Mr Noonan deliberately made no attempt to avoid the challenges, noting that Ireland’s description as “the best boy in the class” would not impress Irish voters: “My constituents wouldn’t be too impressed with anything I have said. There is austerity-fatigue all across Europe. While the Irish aren’t on the streets to any great extent we are not immune from austerity fatigue either. People want to see tangible results for the sacrifice that they are making,” he said.

Asked what is keeping him “awake at night”, Mr Noonan replied: “I would be concerned until the Cyprus situation is resolved in the next couple of months. I would be interested in what the solution is there.”

For the first time, bank creditors are facing wipe-out – an outcome that is small in financial terms – €10 billion approximately, but which euro zone leaders refused to countenance in Ireland’s case, or, indeed, for Greece, Spain, or Portugal.

The Irish Examiner reports that the digital economy has the potential to create 18,000 jobs over the next three years and the internet sector has the potential to double its contribution from 3% to 6% of GDP over the same period, according to a report.

The UPC report on Ireland’s digital future, which was conducted by Amárach Research, found that revenues from the internet economy could double to €11.3bn by 2016 if current trends continue.

“This will be underpinned by 2.6m Irish online shoppers spending €5.7bn (7% of all consumer spending) in 2016, compared to €3.7bn in 2012.”

Speaking at a breakfast briefing in Dublin yesterday to launch the report, Taoiseach Enda Kenny said creating an Europe-wide single market for the digital economy was one of the top priorities for Ireland’s EU presidency.

“In the near future, 90% of global trade will be done outside the EU. We must be ready for these digital markets and online trading will be crucial.”

Mr Kenny said Ireland’s national digital strategy had made a lot of progress in a short time. The focus of this strategy was digital adoption to ensure that every citizen and small-to-medium sized business in the country embraced the online space.

The Taoiseach called on the banks to deal with the 100,000 mortgages in distress in order for these people to be freed up to start spending in the economy again and contribute towards the recovery.

“I see no reason why that by 2016 we cannot be recognised as the best small country in the world to do business.”

The Taoiseach urged that science and technology be embraced at every level of the education system.
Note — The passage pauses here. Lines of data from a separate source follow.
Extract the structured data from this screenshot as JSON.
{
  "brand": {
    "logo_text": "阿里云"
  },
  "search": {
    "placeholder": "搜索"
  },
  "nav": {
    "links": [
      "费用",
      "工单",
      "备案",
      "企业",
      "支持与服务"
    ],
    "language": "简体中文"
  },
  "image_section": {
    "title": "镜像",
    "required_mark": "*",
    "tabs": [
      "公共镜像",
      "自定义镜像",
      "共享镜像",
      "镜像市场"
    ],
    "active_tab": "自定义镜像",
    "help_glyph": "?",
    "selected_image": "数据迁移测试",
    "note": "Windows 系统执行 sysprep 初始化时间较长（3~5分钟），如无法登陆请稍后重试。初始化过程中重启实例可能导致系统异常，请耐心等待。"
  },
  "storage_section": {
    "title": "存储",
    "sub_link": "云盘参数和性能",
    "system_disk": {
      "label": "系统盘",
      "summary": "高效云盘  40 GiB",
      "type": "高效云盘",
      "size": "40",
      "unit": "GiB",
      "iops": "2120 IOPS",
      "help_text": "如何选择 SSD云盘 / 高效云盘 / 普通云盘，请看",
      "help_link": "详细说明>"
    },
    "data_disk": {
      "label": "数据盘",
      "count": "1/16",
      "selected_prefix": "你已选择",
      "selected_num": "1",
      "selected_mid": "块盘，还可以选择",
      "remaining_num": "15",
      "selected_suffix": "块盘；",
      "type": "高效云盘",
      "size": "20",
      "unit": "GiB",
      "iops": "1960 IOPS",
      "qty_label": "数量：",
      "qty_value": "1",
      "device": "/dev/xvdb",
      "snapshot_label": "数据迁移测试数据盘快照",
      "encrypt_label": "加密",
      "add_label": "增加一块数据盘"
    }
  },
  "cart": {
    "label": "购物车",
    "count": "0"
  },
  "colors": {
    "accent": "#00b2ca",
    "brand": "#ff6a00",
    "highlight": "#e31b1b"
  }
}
“I can’t tell you exactly where the job opportunities will be in five years, but there are trends and they are pointing towards the digital economy.”

The more investment Ireland could attract, the more it would stoke domestic economic activity. He said this Government was open to all ideas that would spur growth in the future and urged all business leaders to write to his administration with any appropriate suggestions.

Credibility had been restored to Ireland’s international perception because the Government had staked its reputation on setting goals and sticking to these targets, the Taoiseach said.

“The digital economy has a major role to play in our country’s economic recovery, with Ireland on its way to becoming the digital capital of Europe. We welcome the arrival of global digital brands into Ireland and the contribution they make to our economy and society. The ongoing challenge for Government is to prevent a two-tier digital economy from developing and to ensure that Irish small and medium sized businesses are encouraged to embrace the opportunities new digital technologies can offer.

“I want to see all Irish businesses live up to their potential and have the ability to compete globally. For the Government’s part, we will work to create a supportive and flexible enterprise environment so that Ireland’s digital economy can continue to go from strength to strength.”